BURCU REYHAN OK: Carte d’Or olarak yaptığımız iletişimlerde yıllardır evdeki o koltuğun bir yeri vardı. Geçtiğimiz yıl Bahar dizisiyle gerçekleştirdiğimiz kampanyada, izleyicilerin evde koltukta TV karşısında geçirdikleri anları daha özel ve tatlı kılmayı odak noktası haline getirdik. Bu simgeyi reklam ajansımız Circus ile birlikte ekran karşısına taşıdık; kampanyamızda hem dizideki Bahar karakterine hem de onu canlandıran Demet Evgar’ın gerçek hayatından bir kesite yer verdik.

Yayın akşamı sosyal medya paylaşımlarının yüzde 82’si olumluydu; sahneyi izleyenlerin yüzde 95’i entegrasyonu beğendiğini, yüzde 93’ü ise markamıza kendini daha yakın hissettiğini belirtti. Tüm bu geri bildirimler, kampanyamızın yalnızca bir reklam değil, izleyiciyle kurulan duygusal bir temas noktası olduğunu gösterdi. Bu güçlü bağ, satışlara da doğrudan yansıdı ve markanın satışları bir önceki haftaya göre yüzde 32 arttı.

Bu başarılı başlangıç, bize net bir şey gösterdi: İzleyiciyle kurduğumuz samimi ilişki sürdürülebilir bir stratejiye dönüşmeli. Bu yıl da bu iç görü ile yola çıkarak daha büyük bir kampanya kurguladık.

Bu yılki kampanyamızda “Ekran keyfine çok özel bir tatlılık!” diyerek, izleyicilerin evdeki TV karşısında geçirdikleri anları daha özel ve tatlı hale getirmeyi ve Carte d’Or olarak bu anların en özel eşlikçisi olmayı hedefliyoruz. Hem dizi, program ve yarışma gibi TV içeriklerini hem de Disney+ izleme keyfini daha da özel hale getiriyor; izleme deneyiminin dijital platformlara da taşındığını göz önünde bulundurarak, Carte d’Or olarak her anın en tatlı eşlikçisi olmayı sürdürüyoruz.

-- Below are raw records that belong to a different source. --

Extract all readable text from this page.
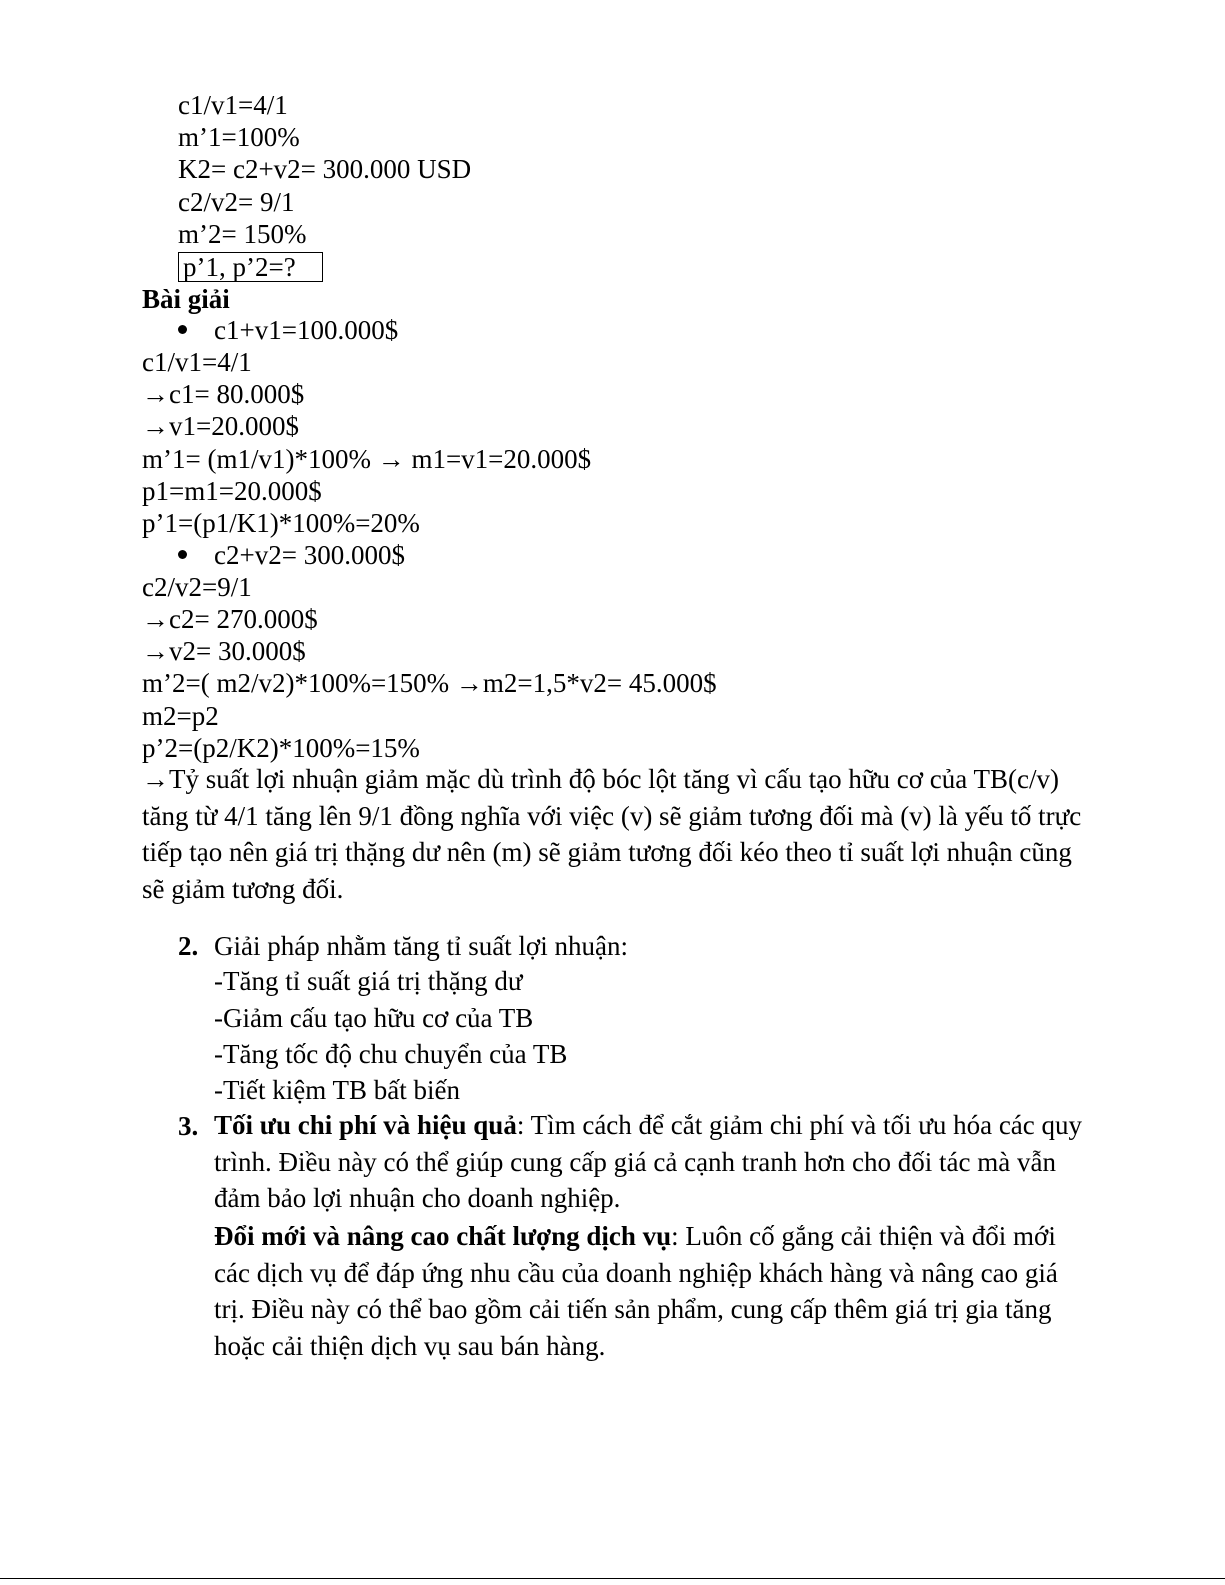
c1/v1=4/1
m’1=100%
K2= c2+v2= 300.000 USD
c2/v2= 9/1
m’2= 150%
p’1, p’2=?
Bài giải
c1+v1=100.000$
c1/v1=4/1
→c1= 80.000$
→v1=20.000$
m’1= (m1/v1)*100% → m1=v1=20.000$
p1=m1=20.000$
p’1=(p1/K1)*100%=20%
c2+v2= 300.000$
c2/v2=9/1
→c2= 270.000$
→v2= 30.000$
m’2=( m2/v2)*100%=150% →m2=1,5*v2= 45.000$
m2=p2
p’2=(p2/K2)*100%=15%
→Tỷ suất lợi nhuận giảm mặc dù trình độ bóc lột tăng vì cấu tạo hữu cơ của TB(c/v) tăng từ 4/1 tăng lên 9/1 đồng nghĩa với việc (v) sẽ giảm tương đối mà (v) là yếu tố trực tiếp tạo nên giá trị thặng dư nên (m) sẽ giảm tương đối kéo theo tỉ suất lợi nhuận cũng sẽ giảm tương đối.
2. Giải pháp nhằm tăng tỉ suất lợi nhuận:
-Tăng tỉ suất giá trị thặng dư
-Giảm cấu tạo hữu cơ của TB
-Tăng tốc độ chu chuyển của TB
-Tiết kiệm TB bất biến
3. Tối ưu chi phí và hiệu quả: Tìm cách để cắt giảm chi phí và tối ưu hóa các quy trình. Điều này có thể giúp cung cấp giá cả cạnh tranh hơn cho đối tác mà vẫn đảm bảo lợi nhuận cho doanh nghiệp.
Đổi mới và nâng cao chất lượng dịch vụ: Luôn cố gắng cải thiện và đổi mới các dịch vụ để đáp ứng nhu cầu của doanh nghiệp khách hàng và nâng cao giá trị. Điều này có thể bao gồm cải tiến sản phẩm, cung cấp thêm giá trị gia tăng hoặc cải thiện dịch vụ sau bán hàng.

Biliyoruz ki 7’den 77’ye herkes, sevdiği diziyi, filmi, programı ya da yarışmayı izlemek için evindeki koltukta yerini alıyor. Biz de Belçika Rüyası’ndan Meyve Şöleni’ne, İsviçre Çikolatası’ndan Chunkies’e kadar uzanan geniş ürün yelpazemizle hem TV hem dijital platformlar için kurguladığımız stratejik medya planlamalarıyla farklı izleyici segmentlerine hitap etmeye devam ediyoruz.

Disney+ Türkiye işbirliği ve farklı TV programlarına özel içerikler, markanın iletişim stratejisinde nasıl bir yenilik ve fark yarattı?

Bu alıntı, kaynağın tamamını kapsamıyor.